OMG!  The only potential reduction that would apply would be from an early withdrawal exception (unlikely) that would only apply to the 10% penalty on the earnings from ’13 and ’14 contributions.Is there any way to to reduce the 6% excise tax for any reason, including if the foreign exclusion amount exceeds her earned income in any of the years.This client is a low income earner, age 52, with a net worth of only $70k.  This will be crushing.  I endorsed the idea of a Roth IRA with the blessing of an H&R block accountant in 2002.  Do we tap our E&O? 

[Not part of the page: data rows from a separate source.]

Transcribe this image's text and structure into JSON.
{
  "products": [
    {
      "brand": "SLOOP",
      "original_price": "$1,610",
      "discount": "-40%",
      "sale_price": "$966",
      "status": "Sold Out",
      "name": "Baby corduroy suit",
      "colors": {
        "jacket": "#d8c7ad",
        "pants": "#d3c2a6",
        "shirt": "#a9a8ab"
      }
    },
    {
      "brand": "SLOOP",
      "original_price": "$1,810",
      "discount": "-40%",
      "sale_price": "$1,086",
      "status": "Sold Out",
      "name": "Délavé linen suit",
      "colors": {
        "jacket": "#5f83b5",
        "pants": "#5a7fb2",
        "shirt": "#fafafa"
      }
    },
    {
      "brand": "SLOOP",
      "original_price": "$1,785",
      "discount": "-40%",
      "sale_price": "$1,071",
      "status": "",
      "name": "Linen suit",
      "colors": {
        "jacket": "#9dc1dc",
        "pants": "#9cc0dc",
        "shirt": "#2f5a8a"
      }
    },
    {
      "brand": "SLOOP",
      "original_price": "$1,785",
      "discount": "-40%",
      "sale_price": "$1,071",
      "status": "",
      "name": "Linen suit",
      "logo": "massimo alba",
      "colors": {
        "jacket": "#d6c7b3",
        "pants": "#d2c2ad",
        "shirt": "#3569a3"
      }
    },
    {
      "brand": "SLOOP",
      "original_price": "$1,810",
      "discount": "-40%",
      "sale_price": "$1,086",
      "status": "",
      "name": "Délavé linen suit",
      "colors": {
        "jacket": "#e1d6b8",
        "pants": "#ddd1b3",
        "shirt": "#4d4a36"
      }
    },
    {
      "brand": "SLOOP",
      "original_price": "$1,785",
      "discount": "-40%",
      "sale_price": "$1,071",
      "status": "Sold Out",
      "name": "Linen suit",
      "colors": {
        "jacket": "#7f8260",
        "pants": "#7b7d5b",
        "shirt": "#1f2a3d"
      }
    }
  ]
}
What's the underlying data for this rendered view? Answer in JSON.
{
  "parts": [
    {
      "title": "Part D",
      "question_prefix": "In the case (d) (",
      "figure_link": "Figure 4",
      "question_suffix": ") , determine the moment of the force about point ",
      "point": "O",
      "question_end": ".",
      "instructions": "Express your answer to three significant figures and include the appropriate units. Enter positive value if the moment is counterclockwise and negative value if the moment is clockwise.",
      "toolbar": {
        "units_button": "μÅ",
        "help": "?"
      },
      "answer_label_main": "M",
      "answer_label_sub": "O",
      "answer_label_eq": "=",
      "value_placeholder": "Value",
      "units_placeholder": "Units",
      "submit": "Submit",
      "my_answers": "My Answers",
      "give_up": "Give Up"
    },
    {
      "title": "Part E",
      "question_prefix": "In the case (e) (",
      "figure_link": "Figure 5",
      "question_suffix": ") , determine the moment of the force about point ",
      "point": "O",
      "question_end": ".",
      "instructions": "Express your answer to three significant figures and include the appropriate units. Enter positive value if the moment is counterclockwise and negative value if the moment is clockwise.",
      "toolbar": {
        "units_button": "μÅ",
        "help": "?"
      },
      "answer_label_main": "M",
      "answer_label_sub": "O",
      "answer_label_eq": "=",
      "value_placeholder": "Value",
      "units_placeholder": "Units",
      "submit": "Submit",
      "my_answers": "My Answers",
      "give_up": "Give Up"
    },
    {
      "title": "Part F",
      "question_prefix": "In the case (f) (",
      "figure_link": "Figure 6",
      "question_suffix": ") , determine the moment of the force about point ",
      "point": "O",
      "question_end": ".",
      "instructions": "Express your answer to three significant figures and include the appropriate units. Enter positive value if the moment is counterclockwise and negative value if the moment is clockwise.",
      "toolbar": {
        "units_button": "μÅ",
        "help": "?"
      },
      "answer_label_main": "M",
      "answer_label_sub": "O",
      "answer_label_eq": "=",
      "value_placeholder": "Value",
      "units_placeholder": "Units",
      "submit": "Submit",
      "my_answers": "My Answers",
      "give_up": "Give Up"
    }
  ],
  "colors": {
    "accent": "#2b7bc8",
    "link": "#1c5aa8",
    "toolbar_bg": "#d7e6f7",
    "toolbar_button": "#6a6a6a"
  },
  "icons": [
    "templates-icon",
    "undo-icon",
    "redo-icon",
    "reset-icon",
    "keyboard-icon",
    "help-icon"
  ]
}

You may have to. Was there any foreign housing exclusion involved, or just the earned income? Has there been any distributions taken from this Roth IRA to date? Was a 5329 filed in any of these years?  While the answer to all of these is probably “No”, they were each possible partial escape hatches against the total potential damages. I am not recommending this, but I know that some people in this situation have taken a distribution of all the excess contributions for which the extended due date as passed (pre 2013 contributions), but not report any excess contributions or pay the excise tax. That would at least stop the unlimited growth of excise taxes with the 2012 total accumulation. While I have not heard of anyone making this case, taxpayers could easily state that had the IRS notified them in a timely manner, this error would not have been carried on year after year. However, IRS oversight has been very spotty.



Thank youFor the IRA to have notified them in a timely manner the IRS would have to been notified of the Roth contributions.  Are annual Roth contributions reported on an annual 8606, and/or somewhere else?



Both the IRA owner AND the IRS receive a copy of Form 5498 in May for the prior year. This form shows IRA contributions of all types for all IRA types. Since a Roth contribution is not reported on a tax return, this form is the only way the IRS knows that a contribution was made. Apparently, their cumputer matching is deficient since they DO know about these Roth contributions.



The accountant for the client suggested amending the returns so that earned income would be shown (permitting the Roth contribution), but that still no taxes would be due. Can this be accomplished by showing the offset more as  a “tax credit” rather than a deduction, by applying the foreign earned income exclusion (or the likes of) futher down in the return?



That might work for open tax years. But only the last 3 years could be amended with the FTC applied instead of the FEIE. If a Roth contribution could be made using the FTC, the accountant could determine the net cost difference in wiping out 3 years of excise taxes vrs the new tax liability using the credit instead. But it will not help the excise taxes for years prior to 2011 and there might not be enough contribution space in those 3 years to apply all the prior years excess contributions, so some excise taxes might also remain due to 2011-2014.